551 is the laboratory of Andrew Maynard—a space for thoughts, experiments, and play. Andrew treats this room much like he treats his sketchbooks: unencumbered by linear thought, with no purpose other than to exercise the vital connection between hand and mind. For Andrew, a sketchbook is a safe haven to draw and write anything, without rules and without an audience. The 551 Laboratory operates on the same premise. There are no rules, only exploration.

Sometimes the outcomes relate directly to his architectural practice, but mostly, they do not. Ideas often emerge subconsciously across the page, sometimes resulting in something delightfully juvenile. This space represents the hidden, inner workings of the mind. The key difference? People can peer right in. This public gaze creates a beautifully uneasy tension. Thoughts, explorations, and play that were once safely hidden within the closed pages of a sketchbook are now fully visible to the outside world. Does knowing there is a transient audience change the way the work is created? Andrew hopes not.

 

Currently you will see….

CV08 is the maître d'hôtel of the 551 laboratory. A thought experiment for the 2008 National Architecture Conference, where Andrew was asked to consider the future of the Australian suburb. More about CV08 here…

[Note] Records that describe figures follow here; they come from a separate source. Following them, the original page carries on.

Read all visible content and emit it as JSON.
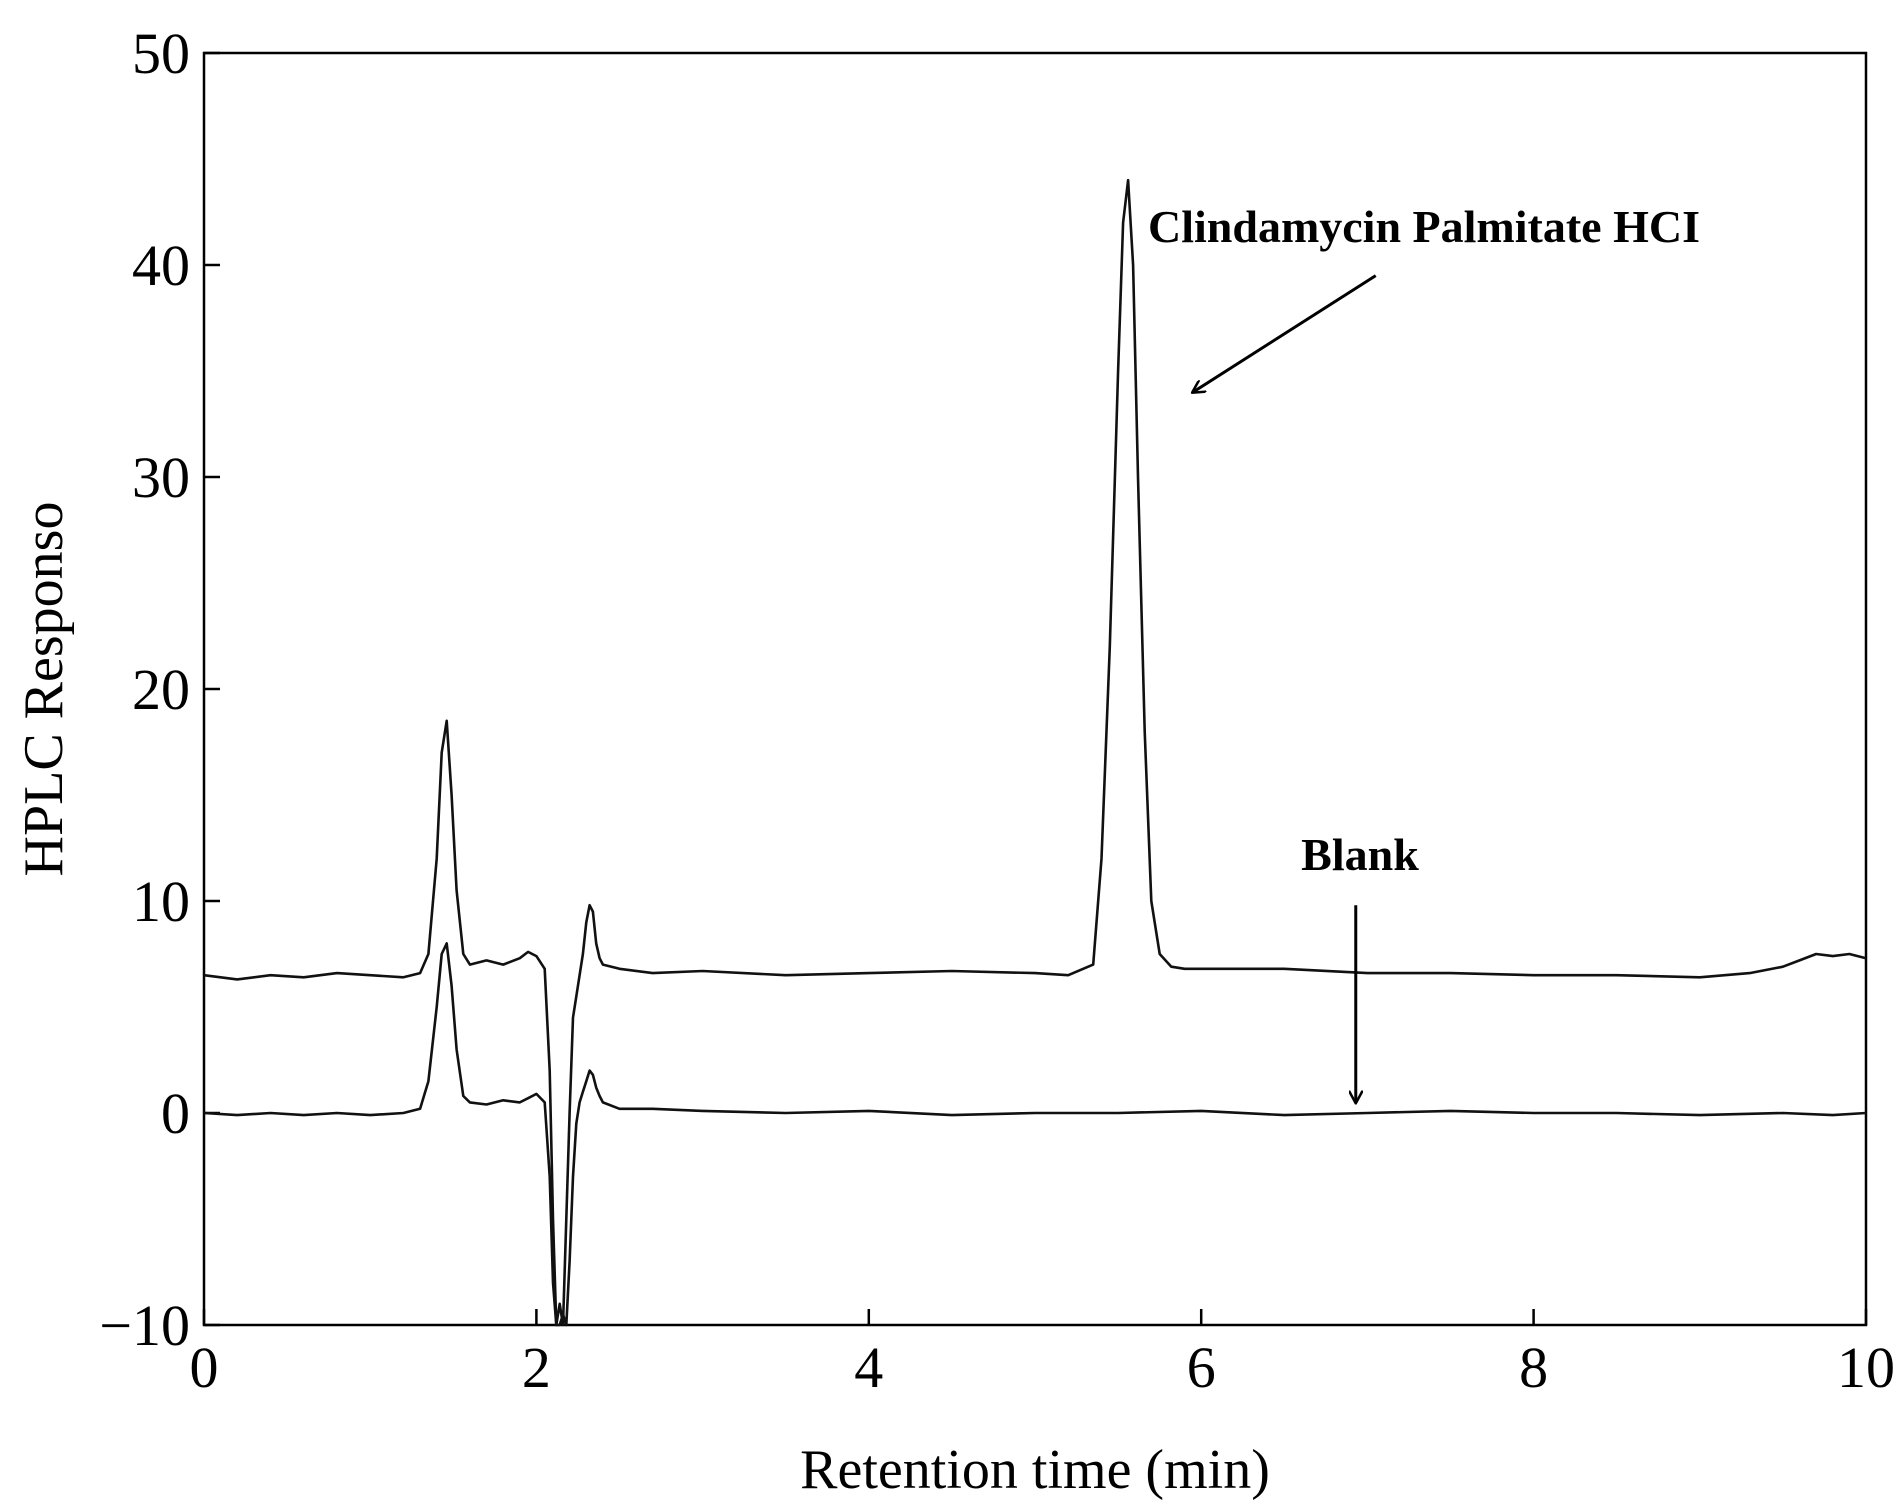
{
  "chart_data": {
    "type": "line",
    "title": "",
    "xlabel": "Retention time (min)",
    "ylabel": "HPLC Responso",
    "xlim": [
      0,
      10
    ],
    "ylim": [
      -10,
      50
    ],
    "xticks": [
      0,
      2,
      4,
      6,
      8,
      10
    ],
    "yticks": [
      -10,
      0,
      10,
      20,
      30,
      40,
      50
    ],
    "xtick_labels": [
      "0",
      "2",
      "4",
      "6",
      "8",
      "10"
    ],
    "ytick_labels": [
      "−10",
      "0",
      "10",
      "20",
      "30",
      "40",
      "50"
    ],
    "grid": false,
    "series": [
      {
        "name": "Clindamycin Palmitate HCI",
        "x": [
          0,
          0.2,
          0.4,
          0.6,
          0.8,
          1.0,
          1.2,
          1.3,
          1.35,
          1.4,
          1.43,
          1.46,
          1.49,
          1.52,
          1.56,
          1.6,
          1.7,
          1.8,
          1.9,
          1.95,
          2.0,
          2.05,
          2.08,
          2.1,
          2.12,
          2.14,
          2.16,
          2.18,
          2.2,
          2.22,
          2.24,
          2.26,
          2.28,
          2.3,
          2.32,
          2.34,
          2.36,
          2.38,
          2.4,
          2.5,
          2.7,
          3.0,
          3.5,
          4.0,
          4.5,
          5.0,
          5.2,
          5.35,
          5.4,
          5.45,
          5.5,
          5.53,
          5.56,
          5.59,
          5.62,
          5.66,
          5.7,
          5.75,
          5.82,
          5.9,
          6.5,
          7.0,
          7.5,
          8.0,
          8.5,
          9.0,
          9.3,
          9.5,
          9.6,
          9.7,
          9.8,
          9.9,
          10.0
        ],
        "y": [
          6.5,
          6.3,
          6.5,
          6.4,
          6.6,
          6.5,
          6.4,
          6.6,
          7.5,
          12.0,
          17.0,
          18.5,
          15.0,
          10.5,
          7.5,
          7.0,
          7.2,
          7.0,
          7.3,
          7.6,
          7.4,
          6.8,
          2.0,
          -5.0,
          -10.5,
          -9.0,
          -10.5,
          -5.0,
          0.0,
          4.5,
          5.5,
          6.5,
          7.5,
          9.0,
          9.8,
          9.5,
          8.0,
          7.3,
          7.0,
          6.8,
          6.6,
          6.7,
          6.5,
          6.6,
          6.7,
          6.6,
          6.5,
          7.0,
          12.0,
          22.0,
          35.0,
          42.0,
          44.0,
          40.0,
          30.0,
          18.0,
          10.0,
          7.5,
          6.9,
          6.8,
          6.8,
          6.6,
          6.6,
          6.5,
          6.5,
          6.4,
          6.6,
          6.9,
          7.2,
          7.5,
          7.4,
          7.5,
          7.3
        ]
      },
      {
        "name": "Blank",
        "x": [
          0,
          0.2,
          0.4,
          0.6,
          0.8,
          1.0,
          1.2,
          1.3,
          1.35,
          1.4,
          1.43,
          1.46,
          1.49,
          1.52,
          1.56,
          1.6,
          1.7,
          1.8,
          1.9,
          1.95,
          2.0,
          2.05,
          2.08,
          2.1,
          2.12,
          2.14,
          2.16,
          2.18,
          2.2,
          2.22,
          2.24,
          2.26,
          2.28,
          2.3,
          2.32,
          2.34,
          2.36,
          2.38,
          2.4,
          2.5,
          2.7,
          3.0,
          3.5,
          4.0,
          4.5,
          5.0,
          5.5,
          6.0,
          6.5,
          7.0,
          7.5,
          8.0,
          8.5,
          9.0,
          9.5,
          9.8,
          10.0
        ],
        "y": [
          0.0,
          -0.1,
          0.0,
          -0.1,
          0.0,
          -0.1,
          0.0,
          0.2,
          1.5,
          5.0,
          7.5,
          8.0,
          6.0,
          3.0,
          0.8,
          0.5,
          0.4,
          0.6,
          0.5,
          0.7,
          0.9,
          0.5,
          -3.0,
          -8.0,
          -10.5,
          -10.5,
          -9.5,
          -10.5,
          -7.0,
          -3.0,
          -0.5,
          0.5,
          1.0,
          1.5,
          2.0,
          1.8,
          1.2,
          0.8,
          0.5,
          0.2,
          0.2,
          0.1,
          0.0,
          0.1,
          -0.1,
          0.0,
          0.0,
          0.1,
          -0.1,
          0.0,
          0.1,
          0.0,
          0.0,
          -0.1,
          0.0,
          -0.1,
          0.0
        ]
      }
    ],
    "annotations": [
      {
        "text": "Clindamycin Palmitate HCI",
        "arrow_from": [
          7.05,
          39.5
        ],
        "arrow_to": [
          5.95,
          34.0
        ]
      },
      {
        "text": "Blank",
        "arrow_from": [
          6.93,
          9.8
        ],
        "arrow_to": [
          6.93,
          0.5
        ]
      }
    ]
  }
}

The Sketch Roll - Andrew has spent much of his life squirrelling away thoughts and ideas in sketchbooks. These explorations have often felt lost, as they hide within their pages. Andrew sought a way of having his thoughts spilled out in the open where they could be as grand or as small as he wanted. More importantly they interact with each other rather than disappearing from view.

Legacy sketchbooks - Andrew revisits sketchbooks from as early as 1994, the year that he began studying architecture at the University of Tasmania. At the time he spent much of his time skateboarding, drawing and reading comics. His sketchbooks reflect his studies and interests. Recently Andrew has been revisiting his sketchbooks and selecting one sketch to replicate as a small sculpture.